Per quanto riguarda la multivalorialità caratterizzante (piaccia o non piaccia) le società occidentali contemporanee, sarà qui sufficiente ricordare che essa era stata colta con chiarezza già dal grande economista-filosofo-sociologo M. Weber nei primi anni del Ventesimo Secolo.
Un termine dal significato affine ma non identico a “multietnico” è “multiculturale”, spesso utilizzato al posto del primo: sulla base dell’omonima voce dell’Enciclopedia filosofica Bompiani, in riferimento al multiculturalismo possiamo quantomeno menzionarne i quattro modelli fondamentali, dalle caratteristiche principali abbastanza facilmente intuibili sulla base delle rispettive denominazioni:
1. temperato (neo-liberale);
2. radicale (neo-comunitarista);
3. critico;
4. neo-mercantilista.
Inoltre nella storia non mancano esempi di società multiculturali/multietniche: basti pensare all’Impero romano e, per venire ad un’epoca molto più recente, a quello austro-ungarico, senza dimenticare il fiorente e del tutto sommato tollerante regno arabo-islamico medievale (simboleggiato in un certo senso dall’eclettica figura di Averroè); gli Stati Uniti d’America stessi vengono spesso considerati un esempio (secondo alcuni studiosi quello meglio riuscito in assoluto) di società multiculturale/multietnica. Occorre peraltro aggiungere che naturalmente ognuna di queste entità politico-sociali possedeva (o tuttora possiede) anche una quantità di caratteristiche peculiari sufficiente a rendere abbastanza complicata l’estrapolazione di considerazioni di valenza davvero generale; persino il ben noto modello statunitense del “melting pot” sembra presentare oggi numerose crepe.
3. Scontro di civiltà ?
La prima questione di merito della quale è opportuno occuparsi ci sembra quella relativa allo “scontro di civiltà” che, secondo S. Huntington ed altri illustri analisti, sarebbe attualmente in corso tra mondo occidentale e mondo (integralista) islamico.

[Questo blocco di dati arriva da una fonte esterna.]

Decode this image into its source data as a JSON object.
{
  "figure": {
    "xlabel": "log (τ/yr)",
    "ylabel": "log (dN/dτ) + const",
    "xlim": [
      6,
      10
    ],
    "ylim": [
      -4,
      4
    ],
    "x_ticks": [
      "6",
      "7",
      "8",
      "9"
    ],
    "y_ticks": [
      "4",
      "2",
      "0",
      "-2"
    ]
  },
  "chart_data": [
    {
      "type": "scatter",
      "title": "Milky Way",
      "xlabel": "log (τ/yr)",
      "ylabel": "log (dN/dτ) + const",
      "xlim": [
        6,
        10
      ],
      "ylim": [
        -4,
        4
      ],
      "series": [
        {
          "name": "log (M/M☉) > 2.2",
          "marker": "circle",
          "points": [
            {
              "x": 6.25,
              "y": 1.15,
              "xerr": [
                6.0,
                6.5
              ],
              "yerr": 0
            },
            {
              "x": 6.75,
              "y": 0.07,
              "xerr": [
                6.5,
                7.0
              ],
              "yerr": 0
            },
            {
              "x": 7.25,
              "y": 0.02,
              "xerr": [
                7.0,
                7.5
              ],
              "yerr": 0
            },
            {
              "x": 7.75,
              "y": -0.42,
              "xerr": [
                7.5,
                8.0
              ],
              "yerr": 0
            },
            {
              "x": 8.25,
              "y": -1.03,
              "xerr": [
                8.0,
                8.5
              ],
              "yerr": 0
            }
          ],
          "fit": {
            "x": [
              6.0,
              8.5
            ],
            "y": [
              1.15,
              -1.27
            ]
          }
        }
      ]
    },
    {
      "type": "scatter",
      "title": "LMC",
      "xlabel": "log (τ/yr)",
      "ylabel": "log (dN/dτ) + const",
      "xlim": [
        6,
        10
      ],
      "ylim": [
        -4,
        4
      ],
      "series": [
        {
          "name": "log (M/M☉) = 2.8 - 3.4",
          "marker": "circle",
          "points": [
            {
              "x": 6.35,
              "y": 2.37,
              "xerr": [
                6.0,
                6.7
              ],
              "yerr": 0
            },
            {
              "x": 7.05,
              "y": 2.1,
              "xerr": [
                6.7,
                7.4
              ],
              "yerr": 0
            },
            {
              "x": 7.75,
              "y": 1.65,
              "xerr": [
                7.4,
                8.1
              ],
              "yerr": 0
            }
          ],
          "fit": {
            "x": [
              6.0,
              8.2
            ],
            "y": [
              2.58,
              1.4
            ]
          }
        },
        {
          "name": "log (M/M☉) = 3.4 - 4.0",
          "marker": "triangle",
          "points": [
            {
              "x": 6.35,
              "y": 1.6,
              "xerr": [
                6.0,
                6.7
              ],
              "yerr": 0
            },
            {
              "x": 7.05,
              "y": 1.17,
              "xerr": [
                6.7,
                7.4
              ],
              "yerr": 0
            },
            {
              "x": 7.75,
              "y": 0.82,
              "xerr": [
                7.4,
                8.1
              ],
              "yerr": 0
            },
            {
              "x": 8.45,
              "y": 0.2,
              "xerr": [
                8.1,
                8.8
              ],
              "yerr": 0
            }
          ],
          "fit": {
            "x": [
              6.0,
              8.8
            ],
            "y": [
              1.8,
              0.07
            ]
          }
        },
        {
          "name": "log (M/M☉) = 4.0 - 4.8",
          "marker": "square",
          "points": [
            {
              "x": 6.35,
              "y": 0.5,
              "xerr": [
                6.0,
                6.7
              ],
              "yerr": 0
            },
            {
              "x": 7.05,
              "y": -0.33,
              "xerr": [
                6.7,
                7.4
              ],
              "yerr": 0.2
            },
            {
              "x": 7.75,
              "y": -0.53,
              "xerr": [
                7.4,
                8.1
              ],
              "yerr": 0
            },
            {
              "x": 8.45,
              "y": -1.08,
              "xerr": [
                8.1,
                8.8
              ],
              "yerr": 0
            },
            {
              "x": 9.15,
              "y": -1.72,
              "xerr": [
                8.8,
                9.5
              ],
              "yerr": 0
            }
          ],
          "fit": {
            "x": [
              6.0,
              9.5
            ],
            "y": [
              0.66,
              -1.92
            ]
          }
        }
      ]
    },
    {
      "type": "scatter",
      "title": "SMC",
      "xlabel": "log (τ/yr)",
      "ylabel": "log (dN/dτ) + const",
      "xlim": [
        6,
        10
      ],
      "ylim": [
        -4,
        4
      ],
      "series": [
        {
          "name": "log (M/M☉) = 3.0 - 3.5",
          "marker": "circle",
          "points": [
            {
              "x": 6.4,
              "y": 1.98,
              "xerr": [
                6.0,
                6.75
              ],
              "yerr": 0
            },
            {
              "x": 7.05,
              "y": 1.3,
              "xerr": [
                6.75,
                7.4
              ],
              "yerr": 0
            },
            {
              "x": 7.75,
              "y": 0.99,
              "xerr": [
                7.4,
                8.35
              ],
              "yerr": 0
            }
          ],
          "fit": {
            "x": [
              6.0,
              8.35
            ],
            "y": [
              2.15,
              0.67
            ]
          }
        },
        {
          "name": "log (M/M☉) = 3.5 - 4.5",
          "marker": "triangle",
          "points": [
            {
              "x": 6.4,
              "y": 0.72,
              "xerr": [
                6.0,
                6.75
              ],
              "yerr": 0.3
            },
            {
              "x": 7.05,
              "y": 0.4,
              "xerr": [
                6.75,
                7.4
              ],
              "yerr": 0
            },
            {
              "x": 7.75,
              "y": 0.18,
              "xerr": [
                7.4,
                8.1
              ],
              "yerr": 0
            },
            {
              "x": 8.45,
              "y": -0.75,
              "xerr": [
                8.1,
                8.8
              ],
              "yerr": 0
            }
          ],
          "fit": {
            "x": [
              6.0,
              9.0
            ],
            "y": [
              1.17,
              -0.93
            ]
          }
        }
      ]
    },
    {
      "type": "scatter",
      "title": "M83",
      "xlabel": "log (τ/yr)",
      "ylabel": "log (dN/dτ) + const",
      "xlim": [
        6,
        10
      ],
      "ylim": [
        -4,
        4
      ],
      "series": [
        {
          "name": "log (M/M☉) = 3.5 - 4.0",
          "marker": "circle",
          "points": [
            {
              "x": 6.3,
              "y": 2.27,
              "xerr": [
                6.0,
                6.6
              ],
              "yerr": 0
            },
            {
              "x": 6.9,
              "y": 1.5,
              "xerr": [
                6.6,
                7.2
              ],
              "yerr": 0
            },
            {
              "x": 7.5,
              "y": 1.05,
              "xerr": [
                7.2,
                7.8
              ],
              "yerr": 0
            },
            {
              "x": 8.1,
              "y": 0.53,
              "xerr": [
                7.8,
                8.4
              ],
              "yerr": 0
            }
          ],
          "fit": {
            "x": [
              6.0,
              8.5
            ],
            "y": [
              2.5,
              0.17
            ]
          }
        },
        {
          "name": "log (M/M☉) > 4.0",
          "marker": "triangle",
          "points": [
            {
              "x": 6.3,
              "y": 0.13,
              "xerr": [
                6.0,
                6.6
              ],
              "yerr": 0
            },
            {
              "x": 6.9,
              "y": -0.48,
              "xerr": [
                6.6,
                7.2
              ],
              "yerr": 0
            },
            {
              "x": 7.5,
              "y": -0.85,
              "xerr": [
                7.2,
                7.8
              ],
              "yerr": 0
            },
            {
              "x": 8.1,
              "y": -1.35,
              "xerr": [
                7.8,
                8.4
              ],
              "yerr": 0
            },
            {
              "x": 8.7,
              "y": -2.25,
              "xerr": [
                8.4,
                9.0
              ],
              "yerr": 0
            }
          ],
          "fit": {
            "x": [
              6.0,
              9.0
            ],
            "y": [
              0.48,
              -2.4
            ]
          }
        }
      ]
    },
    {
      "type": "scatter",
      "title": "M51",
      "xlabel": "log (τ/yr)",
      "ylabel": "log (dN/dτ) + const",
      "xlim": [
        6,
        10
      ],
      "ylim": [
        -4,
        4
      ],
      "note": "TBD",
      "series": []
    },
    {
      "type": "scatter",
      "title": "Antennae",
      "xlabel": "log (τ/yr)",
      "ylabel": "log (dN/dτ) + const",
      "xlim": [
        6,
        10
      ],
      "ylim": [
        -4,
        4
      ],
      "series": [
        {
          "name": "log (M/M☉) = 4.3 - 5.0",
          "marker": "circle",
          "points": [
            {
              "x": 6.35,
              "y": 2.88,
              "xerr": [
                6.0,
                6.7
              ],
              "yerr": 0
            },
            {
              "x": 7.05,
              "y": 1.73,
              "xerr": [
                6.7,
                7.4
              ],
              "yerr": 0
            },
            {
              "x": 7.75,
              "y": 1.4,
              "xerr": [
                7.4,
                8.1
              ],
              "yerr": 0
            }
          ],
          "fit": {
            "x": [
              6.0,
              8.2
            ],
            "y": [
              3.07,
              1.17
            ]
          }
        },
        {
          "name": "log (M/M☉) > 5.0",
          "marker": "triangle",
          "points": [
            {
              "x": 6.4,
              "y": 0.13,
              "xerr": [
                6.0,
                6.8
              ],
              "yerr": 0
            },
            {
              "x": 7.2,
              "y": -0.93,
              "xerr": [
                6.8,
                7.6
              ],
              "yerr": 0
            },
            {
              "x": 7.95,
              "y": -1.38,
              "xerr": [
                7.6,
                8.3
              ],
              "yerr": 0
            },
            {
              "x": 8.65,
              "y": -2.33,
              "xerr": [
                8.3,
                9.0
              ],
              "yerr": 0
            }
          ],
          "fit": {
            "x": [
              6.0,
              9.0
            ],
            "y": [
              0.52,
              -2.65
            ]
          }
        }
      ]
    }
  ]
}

Sulla scia di altri studiosi (ad es. il sociologo A. Dal Lago e la filosofa M. Nussbaum), non meno autorevoli di quelli precedentemente evocati, la tesi dello scontro di civiltà ci sembra obiettivamente esagerata, parzialmente forzata e tendenzialmente fuorviante: non fosse altro perché essa, unendosi al tendenziale rifiuto delle etnie “altre”, mina alla radice la proposta alternativa dell’incontro/accettazione tra etnie differenti e la conseguente ricerca della migliore armonizzazione effettivamente possibile all’interno delle moderne società multietniche. Ma le perplessità si appuntano già sulla (presunta) monoliticità del concetto di “civiltà”: presunta perché appare difficile se non impossibile considerare (in questo caso) Occidente e Islam praticamente come due entità metafisiche, perfettamente e rigidamente definite, prive di dialettica interna e reciprocamente impermeabili. Ciò del resto accade per altri concetti collegati al tema in discussione: si pensi a “cultura” (non fosse altro perché oggi le culture vanno sempre più deterritorializzandosi”…), oppure a “identità” (che da tempo filosofia, antropologia, psicologia e sociologia ritengono concetto ben difficilmente suscettibile di “reductio ad unum”). Anche su questi aspetti si ritornerà nel prosieguo di questo breve saggio.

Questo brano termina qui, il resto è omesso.